November 16, 2019 – January 19, 2020


The Landing is pleased to present Los Colores de Assimilation, the first exhibition of paintings by architect Leo Marmol. The exhibition will be on view November 16th through January 4th, with an opening reception on Saturday, November 16th from 6 to 9 pm. 
 
Marmol builds his abstract works on canvas with a thick application of oil paint; in addition to using brushes, Marmol employs trowels and palette knives to create emotionally charged, highly textured surfaces that call attention to their tactility. At points, the upper layers of paint  have been carefully scraped away to reveal an under-layer; the complex process used to build and unbuild these canvases contributes to the strong emotional experience of each.
 
The works in this group are primarily in red and blue, the colors of the Cuban flag; Marmol, the American-born child of Cuban parents, made the group of paintings as an exploration into what he calls his “search for heritage.”  He explains, “When I was in elementary school in the 1960’s, as a child of immigrant parents, the explicit goal was “assimilation.”  The goal at that time was to blend—to become the same as the others. To my family, this meant to stop speaking Spanish and to leave our Cuban roots behind. I was left with a feeling that I never really belonged to either culture. I was not fully of this country and I had to forget the country of my parents.”
 
The paintings in the exhibition were made over the course of thirteen years, from 2005 until 2018. The works made in 2011 and 2012—the year Marmol’s father died, and the year following—are particularly charged. Marmol’s father was a psychologist and a pastor; in the work “Darkness,” a cross-shaped figure floats on an enveloping black ground; bits of paint have been scraped away around the figure to reveal an outline of electric blue.

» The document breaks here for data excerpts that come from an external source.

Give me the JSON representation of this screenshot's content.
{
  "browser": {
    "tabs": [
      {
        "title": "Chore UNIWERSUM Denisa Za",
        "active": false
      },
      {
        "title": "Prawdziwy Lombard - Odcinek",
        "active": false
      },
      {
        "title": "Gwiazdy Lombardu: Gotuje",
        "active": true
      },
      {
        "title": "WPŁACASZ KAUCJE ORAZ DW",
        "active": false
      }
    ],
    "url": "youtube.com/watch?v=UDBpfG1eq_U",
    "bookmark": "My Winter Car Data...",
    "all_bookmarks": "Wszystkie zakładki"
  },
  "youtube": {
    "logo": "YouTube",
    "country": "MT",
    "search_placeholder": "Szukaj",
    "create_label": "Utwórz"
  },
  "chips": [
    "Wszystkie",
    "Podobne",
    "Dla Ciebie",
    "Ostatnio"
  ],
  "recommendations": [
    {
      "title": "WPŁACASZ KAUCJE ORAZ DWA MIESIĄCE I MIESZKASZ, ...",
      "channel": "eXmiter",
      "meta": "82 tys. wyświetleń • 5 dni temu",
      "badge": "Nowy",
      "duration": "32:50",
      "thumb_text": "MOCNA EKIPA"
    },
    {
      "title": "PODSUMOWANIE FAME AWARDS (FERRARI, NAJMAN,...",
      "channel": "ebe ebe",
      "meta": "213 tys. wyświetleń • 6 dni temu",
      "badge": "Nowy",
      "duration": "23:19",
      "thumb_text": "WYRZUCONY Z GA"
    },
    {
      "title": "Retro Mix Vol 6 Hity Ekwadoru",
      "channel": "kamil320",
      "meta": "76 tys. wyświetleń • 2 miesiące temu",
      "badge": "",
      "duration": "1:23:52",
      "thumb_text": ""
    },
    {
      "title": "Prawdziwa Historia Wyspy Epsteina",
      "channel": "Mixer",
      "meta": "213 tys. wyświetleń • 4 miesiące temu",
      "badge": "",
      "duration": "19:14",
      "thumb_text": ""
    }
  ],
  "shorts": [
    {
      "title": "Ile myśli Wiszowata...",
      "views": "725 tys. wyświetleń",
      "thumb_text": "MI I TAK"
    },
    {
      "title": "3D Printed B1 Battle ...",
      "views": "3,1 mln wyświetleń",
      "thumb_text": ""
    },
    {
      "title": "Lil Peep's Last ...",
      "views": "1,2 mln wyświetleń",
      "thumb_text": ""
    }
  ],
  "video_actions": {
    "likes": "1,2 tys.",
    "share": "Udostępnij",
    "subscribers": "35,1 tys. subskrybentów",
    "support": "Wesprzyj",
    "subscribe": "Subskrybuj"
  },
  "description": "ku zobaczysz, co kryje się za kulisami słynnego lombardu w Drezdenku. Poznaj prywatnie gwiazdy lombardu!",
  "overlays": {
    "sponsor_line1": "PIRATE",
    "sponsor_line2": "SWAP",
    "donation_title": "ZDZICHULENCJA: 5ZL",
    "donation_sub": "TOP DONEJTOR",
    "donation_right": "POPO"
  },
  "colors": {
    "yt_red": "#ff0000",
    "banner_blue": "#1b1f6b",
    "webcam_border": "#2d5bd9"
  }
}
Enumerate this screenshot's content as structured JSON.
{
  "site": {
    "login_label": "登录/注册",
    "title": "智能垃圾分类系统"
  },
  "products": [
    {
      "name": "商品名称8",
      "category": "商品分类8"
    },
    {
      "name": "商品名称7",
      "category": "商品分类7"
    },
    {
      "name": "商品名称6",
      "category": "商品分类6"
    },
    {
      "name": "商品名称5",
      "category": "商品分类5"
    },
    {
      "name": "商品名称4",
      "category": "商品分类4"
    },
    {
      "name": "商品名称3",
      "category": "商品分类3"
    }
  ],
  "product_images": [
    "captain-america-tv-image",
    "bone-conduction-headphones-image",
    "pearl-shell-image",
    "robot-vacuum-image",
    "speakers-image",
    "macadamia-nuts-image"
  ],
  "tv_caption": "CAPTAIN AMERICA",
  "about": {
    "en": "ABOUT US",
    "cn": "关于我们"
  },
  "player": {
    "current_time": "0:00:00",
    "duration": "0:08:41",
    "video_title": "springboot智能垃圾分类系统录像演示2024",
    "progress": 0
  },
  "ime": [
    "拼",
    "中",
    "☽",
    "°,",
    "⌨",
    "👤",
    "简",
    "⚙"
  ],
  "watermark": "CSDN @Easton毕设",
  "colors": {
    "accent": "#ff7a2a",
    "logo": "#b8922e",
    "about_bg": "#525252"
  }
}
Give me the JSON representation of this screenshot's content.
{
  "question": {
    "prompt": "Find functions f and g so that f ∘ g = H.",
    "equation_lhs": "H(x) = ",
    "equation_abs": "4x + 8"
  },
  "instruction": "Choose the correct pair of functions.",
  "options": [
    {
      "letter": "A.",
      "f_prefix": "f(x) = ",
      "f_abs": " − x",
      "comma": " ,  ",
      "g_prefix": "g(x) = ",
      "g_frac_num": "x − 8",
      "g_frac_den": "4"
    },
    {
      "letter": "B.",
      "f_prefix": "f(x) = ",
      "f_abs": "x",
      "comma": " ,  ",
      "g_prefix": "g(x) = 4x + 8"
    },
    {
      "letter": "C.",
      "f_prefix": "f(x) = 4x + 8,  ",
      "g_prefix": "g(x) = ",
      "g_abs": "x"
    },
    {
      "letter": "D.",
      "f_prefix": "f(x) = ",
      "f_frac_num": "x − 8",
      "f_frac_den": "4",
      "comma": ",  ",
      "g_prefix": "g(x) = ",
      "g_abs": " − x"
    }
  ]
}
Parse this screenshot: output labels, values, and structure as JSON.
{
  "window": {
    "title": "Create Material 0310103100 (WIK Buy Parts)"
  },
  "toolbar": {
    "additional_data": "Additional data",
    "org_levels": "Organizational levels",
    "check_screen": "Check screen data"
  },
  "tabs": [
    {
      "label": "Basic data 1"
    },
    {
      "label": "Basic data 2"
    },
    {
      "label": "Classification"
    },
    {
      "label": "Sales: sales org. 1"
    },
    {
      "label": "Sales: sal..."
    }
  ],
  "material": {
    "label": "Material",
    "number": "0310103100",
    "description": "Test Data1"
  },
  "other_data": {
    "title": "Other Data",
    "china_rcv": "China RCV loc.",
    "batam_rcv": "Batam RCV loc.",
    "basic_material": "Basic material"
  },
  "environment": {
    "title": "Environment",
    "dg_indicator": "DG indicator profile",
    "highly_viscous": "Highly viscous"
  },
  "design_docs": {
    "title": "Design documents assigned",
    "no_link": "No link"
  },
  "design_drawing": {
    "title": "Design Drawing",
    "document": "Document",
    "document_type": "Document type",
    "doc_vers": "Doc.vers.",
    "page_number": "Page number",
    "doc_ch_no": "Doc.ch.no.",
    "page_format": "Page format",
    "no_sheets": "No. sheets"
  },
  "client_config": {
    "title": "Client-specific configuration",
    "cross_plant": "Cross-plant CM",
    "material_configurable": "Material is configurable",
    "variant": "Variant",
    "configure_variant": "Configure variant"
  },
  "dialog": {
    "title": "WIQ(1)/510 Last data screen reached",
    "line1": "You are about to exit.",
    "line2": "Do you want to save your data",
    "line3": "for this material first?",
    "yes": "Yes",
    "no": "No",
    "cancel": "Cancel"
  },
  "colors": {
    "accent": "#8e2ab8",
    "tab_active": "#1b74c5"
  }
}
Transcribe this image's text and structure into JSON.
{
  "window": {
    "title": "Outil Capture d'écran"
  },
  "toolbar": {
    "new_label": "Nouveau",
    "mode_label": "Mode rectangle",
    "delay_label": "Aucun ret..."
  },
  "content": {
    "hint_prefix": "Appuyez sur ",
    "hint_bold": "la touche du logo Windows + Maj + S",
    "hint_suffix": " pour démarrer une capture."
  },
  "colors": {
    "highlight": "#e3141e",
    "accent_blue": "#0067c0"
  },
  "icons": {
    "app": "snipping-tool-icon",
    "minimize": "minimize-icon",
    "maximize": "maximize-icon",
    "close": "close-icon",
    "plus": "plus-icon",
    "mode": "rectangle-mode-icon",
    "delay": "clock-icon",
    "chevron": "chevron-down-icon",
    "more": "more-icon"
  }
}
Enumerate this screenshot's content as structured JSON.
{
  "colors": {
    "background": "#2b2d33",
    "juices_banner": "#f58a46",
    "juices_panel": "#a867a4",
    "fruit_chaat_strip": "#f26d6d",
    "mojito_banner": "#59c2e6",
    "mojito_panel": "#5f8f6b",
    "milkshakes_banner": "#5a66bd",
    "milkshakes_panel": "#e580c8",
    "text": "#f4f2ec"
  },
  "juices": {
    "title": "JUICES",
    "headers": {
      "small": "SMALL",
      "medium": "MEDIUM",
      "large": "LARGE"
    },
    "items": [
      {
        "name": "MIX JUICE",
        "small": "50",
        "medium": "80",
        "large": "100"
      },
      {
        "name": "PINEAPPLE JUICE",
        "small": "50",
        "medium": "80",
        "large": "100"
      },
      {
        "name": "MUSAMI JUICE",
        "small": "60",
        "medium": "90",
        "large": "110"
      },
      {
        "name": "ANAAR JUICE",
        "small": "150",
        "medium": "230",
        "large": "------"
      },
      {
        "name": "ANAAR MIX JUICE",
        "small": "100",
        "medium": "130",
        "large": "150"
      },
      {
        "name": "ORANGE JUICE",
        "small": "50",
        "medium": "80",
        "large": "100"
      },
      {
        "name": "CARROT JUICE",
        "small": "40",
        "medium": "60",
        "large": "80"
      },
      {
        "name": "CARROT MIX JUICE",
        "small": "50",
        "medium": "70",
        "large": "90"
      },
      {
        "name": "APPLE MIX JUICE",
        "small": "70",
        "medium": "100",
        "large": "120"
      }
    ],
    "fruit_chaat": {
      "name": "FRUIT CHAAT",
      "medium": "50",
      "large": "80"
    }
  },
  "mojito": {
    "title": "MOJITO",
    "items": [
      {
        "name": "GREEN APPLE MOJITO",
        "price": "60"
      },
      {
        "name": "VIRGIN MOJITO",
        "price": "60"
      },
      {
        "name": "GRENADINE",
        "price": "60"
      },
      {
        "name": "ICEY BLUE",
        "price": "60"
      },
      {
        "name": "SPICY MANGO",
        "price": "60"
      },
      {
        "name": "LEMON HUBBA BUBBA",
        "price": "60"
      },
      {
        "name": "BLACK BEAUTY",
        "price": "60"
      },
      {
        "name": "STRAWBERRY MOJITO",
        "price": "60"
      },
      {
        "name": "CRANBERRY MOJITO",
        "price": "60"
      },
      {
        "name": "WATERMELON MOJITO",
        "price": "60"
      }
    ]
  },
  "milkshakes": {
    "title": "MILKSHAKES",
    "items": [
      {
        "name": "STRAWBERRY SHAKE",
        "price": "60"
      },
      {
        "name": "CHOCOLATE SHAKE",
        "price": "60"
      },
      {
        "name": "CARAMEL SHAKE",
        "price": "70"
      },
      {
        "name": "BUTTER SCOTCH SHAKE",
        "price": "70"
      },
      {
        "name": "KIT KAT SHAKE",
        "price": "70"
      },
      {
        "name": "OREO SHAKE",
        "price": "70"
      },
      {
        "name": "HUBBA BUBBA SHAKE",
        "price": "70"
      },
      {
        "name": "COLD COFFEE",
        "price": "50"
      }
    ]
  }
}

Marmol has collaged pages from his father’s bible—replete with underlining and marginalia—into the canvases of the works “Corinthian Sky” and “Numeros;” the collaged texts are surrounded by two-toned ground built with complicated, sweeping strokes.
 
The names Marmol gives these abstracts—titles that include “Loss,” “Calm,” “Neglect,” “Floating,” “Shame,” “Stillness,” “Embrace” and “Uncertainty”—hint at the emotions that shaped their making. And though the work’s names are indicative of meaning, the works themselves are pure abstracts, with only a few flashes, throughout the grouping, of figuration. Says Marmol, “Abstraction gets to what I cannot speak easily about. I can hide behind abstraction and explore myself without complete vulnerability. There is always a secret lurking behind abstraction.”
 
Marmol’s flashes of figuration, however, are powerfully indicative of the search for heritage at work in the painter’s process. In one canvas, brothers Raul and Fidel Castro are visible, but Raul’s features have been nearly obscured, or dissolved. In another work, the shape of the island of Cuba appears twice, in red, over a background of blue and white stripes—the stripes of Cuba’s flag. In the first image, a gray arc—an arc of history, of passing time—crests cleanly across the Cuban landmass, and in the second, that arc—that history—has become messy and smudged.
 
The vibrance of the colors used in these works—and the raised, sometimes ridged and lined picture plane, as built up with many layers of oil paint—lend them a palpable energy, a striking aliveness. Something has been worked out in their making, and passionately. In all of these, something is coming to be.